My first encounter with Mike Wallace came in 1988. He appeared before the Mississippi Supreme Court on behalf of the victims of asbestos poisoning. He persuaded our court that residents of other states could sue in Mississippi to take advantage of the long limitations period our statutes then allowed. I disagreed with him. But he carried the day with our court.

The next time Mike came to our court he appeared on behalf of Claiborne County, a majority black Mississippi county whose ad valorem tax revenue from a nuclear plant had been reduced by the state legislature. Our court agreed with him that the county should have a chance to argue that racial discrimination was the reason the state had reduced the county's tax revenue.

When I left the bench in 1991 I had offers from several law firms. Mike Wallace is one of the reasons I chose to become a partner at Phelps Dunbar. He has never disappointed me. When clients have come to me, I have sent them to Mike. We have worked together on dozens of cases for all sorts of clients, including local businesses, both profit and non-profit, as well as individuals and national corporations. In the year 2000, we spent six weeks together in a trial courtroom in Jackson representing the company that is now Chevron Texaco in an oil-field clean-up case. With appropriate conflict waivers, we have also been on different sides of legislative reapportionment disputes. I have been one of the advisors to the legislature's black caucus, while Mike has advised the Republican Party. Sometimes their positions have agreed. At others, they have not. But no one in those disputes has ever questioned Mike's integrity or his fairness.
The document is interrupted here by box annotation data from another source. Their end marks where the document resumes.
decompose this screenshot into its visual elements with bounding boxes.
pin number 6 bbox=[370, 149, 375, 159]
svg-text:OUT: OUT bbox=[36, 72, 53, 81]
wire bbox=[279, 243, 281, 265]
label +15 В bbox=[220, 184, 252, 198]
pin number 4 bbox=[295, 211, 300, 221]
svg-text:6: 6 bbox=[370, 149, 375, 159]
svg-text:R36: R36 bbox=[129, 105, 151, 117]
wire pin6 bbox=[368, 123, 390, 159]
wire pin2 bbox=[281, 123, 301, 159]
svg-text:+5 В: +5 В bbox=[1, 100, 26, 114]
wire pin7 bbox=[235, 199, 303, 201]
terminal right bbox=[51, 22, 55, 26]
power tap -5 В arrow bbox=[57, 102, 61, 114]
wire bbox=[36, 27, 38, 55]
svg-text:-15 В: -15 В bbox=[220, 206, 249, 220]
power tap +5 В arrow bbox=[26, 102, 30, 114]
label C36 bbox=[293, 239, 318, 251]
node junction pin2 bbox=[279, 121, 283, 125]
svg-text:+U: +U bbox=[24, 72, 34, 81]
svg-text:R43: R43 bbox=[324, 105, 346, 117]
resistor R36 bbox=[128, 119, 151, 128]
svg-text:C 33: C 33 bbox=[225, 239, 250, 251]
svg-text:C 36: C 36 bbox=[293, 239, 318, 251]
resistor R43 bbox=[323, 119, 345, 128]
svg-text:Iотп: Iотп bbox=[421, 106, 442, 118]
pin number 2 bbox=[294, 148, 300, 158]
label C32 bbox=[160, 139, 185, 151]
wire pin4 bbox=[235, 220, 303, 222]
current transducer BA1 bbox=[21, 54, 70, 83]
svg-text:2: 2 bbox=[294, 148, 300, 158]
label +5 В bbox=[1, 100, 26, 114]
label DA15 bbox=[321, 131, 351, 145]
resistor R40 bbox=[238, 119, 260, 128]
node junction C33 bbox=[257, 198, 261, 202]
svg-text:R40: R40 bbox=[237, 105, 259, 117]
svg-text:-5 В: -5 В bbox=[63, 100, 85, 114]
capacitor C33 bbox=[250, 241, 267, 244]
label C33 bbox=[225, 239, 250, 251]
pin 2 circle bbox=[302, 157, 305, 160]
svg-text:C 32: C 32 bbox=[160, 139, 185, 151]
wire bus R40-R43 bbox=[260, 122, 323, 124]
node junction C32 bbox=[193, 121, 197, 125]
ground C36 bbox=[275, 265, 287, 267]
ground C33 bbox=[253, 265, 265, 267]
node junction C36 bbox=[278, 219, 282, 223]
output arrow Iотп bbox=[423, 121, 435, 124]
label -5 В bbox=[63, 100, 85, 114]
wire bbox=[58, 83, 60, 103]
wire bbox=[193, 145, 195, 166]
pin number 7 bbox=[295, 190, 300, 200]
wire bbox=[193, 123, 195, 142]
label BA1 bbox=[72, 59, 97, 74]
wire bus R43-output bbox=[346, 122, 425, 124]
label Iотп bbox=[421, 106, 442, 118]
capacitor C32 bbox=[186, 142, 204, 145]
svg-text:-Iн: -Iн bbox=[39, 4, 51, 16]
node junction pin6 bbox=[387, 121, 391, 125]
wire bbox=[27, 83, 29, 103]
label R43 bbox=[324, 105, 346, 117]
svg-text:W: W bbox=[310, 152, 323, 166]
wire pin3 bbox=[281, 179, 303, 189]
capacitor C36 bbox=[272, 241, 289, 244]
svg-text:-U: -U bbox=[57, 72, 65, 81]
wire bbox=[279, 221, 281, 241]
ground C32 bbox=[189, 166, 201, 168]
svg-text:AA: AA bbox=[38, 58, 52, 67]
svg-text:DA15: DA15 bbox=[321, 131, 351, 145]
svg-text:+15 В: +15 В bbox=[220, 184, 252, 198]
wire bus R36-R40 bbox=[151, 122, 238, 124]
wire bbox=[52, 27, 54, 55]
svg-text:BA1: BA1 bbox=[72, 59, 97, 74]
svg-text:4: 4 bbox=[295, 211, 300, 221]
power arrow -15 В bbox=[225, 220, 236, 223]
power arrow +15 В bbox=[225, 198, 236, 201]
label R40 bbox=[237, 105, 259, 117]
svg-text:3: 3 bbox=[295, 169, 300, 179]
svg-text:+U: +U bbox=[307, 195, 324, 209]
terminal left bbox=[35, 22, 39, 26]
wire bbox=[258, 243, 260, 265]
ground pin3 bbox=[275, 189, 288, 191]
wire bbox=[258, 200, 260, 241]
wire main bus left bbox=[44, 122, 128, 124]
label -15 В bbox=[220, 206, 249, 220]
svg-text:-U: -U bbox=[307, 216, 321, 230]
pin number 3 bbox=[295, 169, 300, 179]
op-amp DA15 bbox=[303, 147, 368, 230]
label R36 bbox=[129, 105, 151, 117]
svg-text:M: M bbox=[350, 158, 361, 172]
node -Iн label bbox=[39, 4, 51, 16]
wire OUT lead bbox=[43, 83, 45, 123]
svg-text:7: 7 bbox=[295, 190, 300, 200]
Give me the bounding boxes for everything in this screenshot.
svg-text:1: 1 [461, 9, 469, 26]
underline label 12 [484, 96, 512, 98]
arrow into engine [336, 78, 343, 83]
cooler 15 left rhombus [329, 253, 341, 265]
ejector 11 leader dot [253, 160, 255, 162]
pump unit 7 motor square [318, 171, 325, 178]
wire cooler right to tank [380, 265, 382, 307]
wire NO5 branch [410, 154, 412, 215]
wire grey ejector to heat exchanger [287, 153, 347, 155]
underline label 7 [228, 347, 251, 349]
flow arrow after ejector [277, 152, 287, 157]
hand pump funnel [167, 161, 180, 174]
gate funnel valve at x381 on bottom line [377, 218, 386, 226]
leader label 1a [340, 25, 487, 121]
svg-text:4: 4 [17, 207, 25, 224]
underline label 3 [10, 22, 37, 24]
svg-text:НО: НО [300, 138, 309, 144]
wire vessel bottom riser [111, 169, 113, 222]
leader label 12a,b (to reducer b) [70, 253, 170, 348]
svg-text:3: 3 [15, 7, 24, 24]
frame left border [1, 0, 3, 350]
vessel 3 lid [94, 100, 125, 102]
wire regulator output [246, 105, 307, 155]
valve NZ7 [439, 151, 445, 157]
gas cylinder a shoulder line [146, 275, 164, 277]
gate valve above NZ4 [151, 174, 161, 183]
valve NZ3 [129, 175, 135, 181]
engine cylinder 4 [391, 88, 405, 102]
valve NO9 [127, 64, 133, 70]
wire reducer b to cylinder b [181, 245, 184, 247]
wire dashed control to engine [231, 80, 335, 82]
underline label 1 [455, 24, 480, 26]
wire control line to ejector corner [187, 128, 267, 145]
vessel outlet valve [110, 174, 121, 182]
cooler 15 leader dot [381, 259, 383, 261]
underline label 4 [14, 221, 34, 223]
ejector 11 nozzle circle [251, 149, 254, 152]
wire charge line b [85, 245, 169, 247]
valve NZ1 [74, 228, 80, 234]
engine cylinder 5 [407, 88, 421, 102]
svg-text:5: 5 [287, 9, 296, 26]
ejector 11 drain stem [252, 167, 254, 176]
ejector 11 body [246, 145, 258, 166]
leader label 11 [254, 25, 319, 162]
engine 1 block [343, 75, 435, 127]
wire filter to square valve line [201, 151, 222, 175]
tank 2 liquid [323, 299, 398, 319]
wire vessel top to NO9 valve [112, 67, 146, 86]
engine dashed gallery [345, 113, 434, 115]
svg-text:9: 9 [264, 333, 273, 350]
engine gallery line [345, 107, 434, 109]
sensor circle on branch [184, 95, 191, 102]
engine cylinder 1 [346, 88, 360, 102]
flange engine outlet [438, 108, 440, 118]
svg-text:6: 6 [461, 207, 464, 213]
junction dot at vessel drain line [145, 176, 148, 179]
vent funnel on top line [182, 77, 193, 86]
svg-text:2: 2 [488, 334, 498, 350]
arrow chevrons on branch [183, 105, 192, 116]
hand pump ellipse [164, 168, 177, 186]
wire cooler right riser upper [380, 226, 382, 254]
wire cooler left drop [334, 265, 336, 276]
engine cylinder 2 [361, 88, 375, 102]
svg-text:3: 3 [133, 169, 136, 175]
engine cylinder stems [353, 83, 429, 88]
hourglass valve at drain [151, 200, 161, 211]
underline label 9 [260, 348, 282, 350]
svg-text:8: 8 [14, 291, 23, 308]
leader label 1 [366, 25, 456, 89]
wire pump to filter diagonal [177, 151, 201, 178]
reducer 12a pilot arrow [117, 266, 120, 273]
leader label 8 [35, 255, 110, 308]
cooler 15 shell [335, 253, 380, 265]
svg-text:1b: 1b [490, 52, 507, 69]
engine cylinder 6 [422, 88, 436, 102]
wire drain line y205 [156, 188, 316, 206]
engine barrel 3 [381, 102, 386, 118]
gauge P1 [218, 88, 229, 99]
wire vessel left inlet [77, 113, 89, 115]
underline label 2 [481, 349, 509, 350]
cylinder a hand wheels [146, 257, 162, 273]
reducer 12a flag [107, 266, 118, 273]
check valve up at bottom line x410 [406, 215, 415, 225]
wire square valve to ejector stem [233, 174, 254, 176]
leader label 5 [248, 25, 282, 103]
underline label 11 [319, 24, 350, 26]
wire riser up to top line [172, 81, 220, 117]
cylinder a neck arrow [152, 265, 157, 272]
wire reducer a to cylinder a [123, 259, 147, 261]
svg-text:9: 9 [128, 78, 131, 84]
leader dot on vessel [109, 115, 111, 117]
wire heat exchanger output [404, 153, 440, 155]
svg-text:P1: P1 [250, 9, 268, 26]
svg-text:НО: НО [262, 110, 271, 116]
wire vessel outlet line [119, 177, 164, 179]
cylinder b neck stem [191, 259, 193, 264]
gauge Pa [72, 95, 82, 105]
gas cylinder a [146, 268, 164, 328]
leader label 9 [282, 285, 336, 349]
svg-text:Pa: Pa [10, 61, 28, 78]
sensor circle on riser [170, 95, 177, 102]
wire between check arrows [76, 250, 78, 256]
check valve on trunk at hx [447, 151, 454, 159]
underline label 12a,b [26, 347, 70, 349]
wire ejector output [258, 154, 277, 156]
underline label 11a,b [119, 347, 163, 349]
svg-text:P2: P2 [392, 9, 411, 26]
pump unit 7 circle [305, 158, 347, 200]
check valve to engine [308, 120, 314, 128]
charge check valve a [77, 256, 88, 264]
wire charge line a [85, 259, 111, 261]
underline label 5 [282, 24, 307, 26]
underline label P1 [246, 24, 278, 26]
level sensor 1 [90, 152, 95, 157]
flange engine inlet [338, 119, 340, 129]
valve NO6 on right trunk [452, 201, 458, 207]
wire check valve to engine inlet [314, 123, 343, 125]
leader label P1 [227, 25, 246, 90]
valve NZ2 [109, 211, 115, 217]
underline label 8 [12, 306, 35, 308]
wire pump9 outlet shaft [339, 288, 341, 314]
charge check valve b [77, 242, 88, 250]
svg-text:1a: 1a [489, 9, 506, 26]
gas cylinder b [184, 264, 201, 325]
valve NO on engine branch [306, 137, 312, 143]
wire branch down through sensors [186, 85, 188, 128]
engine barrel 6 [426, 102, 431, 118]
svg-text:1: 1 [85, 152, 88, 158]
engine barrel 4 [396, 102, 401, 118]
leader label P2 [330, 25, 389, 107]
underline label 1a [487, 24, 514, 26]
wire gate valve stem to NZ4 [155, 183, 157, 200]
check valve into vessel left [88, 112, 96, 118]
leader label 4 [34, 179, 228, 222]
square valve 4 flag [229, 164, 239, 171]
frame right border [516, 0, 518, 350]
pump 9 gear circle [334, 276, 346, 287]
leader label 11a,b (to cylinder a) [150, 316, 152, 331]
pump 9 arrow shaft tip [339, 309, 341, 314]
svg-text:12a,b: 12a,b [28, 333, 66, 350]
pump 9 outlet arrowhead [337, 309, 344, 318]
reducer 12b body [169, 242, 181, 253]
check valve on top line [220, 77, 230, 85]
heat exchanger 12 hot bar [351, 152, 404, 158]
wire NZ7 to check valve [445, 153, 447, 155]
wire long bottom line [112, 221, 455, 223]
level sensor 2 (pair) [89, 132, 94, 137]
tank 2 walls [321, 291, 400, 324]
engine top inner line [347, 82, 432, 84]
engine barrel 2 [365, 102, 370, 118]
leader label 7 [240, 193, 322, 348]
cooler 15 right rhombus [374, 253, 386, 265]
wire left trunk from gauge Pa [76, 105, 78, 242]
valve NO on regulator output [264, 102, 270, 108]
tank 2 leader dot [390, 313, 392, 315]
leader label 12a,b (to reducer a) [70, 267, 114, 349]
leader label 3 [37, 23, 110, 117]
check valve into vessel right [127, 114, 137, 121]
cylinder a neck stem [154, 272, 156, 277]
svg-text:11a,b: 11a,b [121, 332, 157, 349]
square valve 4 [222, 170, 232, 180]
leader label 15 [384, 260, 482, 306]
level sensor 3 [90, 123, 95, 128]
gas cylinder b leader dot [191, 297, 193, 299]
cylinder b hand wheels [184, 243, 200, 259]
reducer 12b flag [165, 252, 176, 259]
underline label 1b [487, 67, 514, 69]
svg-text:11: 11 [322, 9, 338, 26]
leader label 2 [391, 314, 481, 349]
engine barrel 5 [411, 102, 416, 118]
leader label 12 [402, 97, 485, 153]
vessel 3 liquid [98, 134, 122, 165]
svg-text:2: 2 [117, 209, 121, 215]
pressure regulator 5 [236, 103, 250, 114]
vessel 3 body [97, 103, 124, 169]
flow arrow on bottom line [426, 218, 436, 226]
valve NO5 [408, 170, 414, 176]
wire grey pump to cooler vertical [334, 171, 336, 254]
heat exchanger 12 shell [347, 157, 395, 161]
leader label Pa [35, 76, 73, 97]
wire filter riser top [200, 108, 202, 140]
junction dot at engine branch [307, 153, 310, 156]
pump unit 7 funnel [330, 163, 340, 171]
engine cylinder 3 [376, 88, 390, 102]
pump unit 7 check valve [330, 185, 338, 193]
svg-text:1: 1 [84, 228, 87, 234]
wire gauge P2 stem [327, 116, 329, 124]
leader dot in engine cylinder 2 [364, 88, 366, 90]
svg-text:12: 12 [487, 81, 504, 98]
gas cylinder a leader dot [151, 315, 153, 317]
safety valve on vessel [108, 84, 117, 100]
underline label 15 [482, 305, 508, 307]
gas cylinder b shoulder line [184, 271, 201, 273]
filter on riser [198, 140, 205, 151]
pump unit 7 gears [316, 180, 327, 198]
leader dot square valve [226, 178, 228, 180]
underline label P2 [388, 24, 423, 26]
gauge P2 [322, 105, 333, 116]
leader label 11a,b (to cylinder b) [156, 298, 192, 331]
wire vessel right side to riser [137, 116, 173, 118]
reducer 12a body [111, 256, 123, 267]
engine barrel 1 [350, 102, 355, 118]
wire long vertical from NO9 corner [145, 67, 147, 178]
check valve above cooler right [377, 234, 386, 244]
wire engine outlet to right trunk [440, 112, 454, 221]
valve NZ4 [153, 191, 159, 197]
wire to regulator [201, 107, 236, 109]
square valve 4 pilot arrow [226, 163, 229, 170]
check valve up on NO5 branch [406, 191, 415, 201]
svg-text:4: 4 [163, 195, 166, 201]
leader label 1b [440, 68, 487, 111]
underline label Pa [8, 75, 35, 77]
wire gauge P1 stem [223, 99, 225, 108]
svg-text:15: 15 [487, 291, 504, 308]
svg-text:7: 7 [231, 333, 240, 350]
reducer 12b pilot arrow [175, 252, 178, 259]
The American Bar Association just did not know what it was talking about when it said Mike Wallace fails to respect African-American lawyers. If that were true, I would know it. It is not true. Mike Wallace is not only my partner, he is my friend. We visit in each others' homes. He has a fine family. He has helped the firm recruit black lawyers.

In the litigation group of our Jackson office, we have 26 lawyers, of whom six are African-American. Three of those are partners. The youngest of those was mentored primarily by Mike through her career at Phelps. If Mike had a problem with African-American lawyers, or if African-American lawyers had a problem with Mike, we would not be working together. But we are working together, because there are no such problems. In fact, when our firm as a whole won a diversity award from the Defense Research Institute in 2005, we asked Mike to join the team that went to San Francisco to accept it.

In addition, his highly successful career as a trial and appellate lawyer belies the ABA's claim that he is a lawyer who takes legal positions that are out of the mainstream. The advice he has given me and the clients I have brought to him has always been sound. In fact, the current Chambers USA survey ranks him as one of the top litigation lawyers in Mississippi. That shows how highly regarded he is in our state.

Finally, my motive for being here today is simply to tell the truth about a friend who has been unfairly disparaged. I intend to retire from the practice of law in the near future. If Mike Wallace becomes a 5th Circuit judge, I will not have the opportunity to appear before him. But those who do will have a smart, fair and dedicated judge. That is why I urge you to vote to confirm the President's nomination of him to a position on the United States Court of Appeals for the Fifth Circuit.
If the committee has any questions, I will be glad to answer them.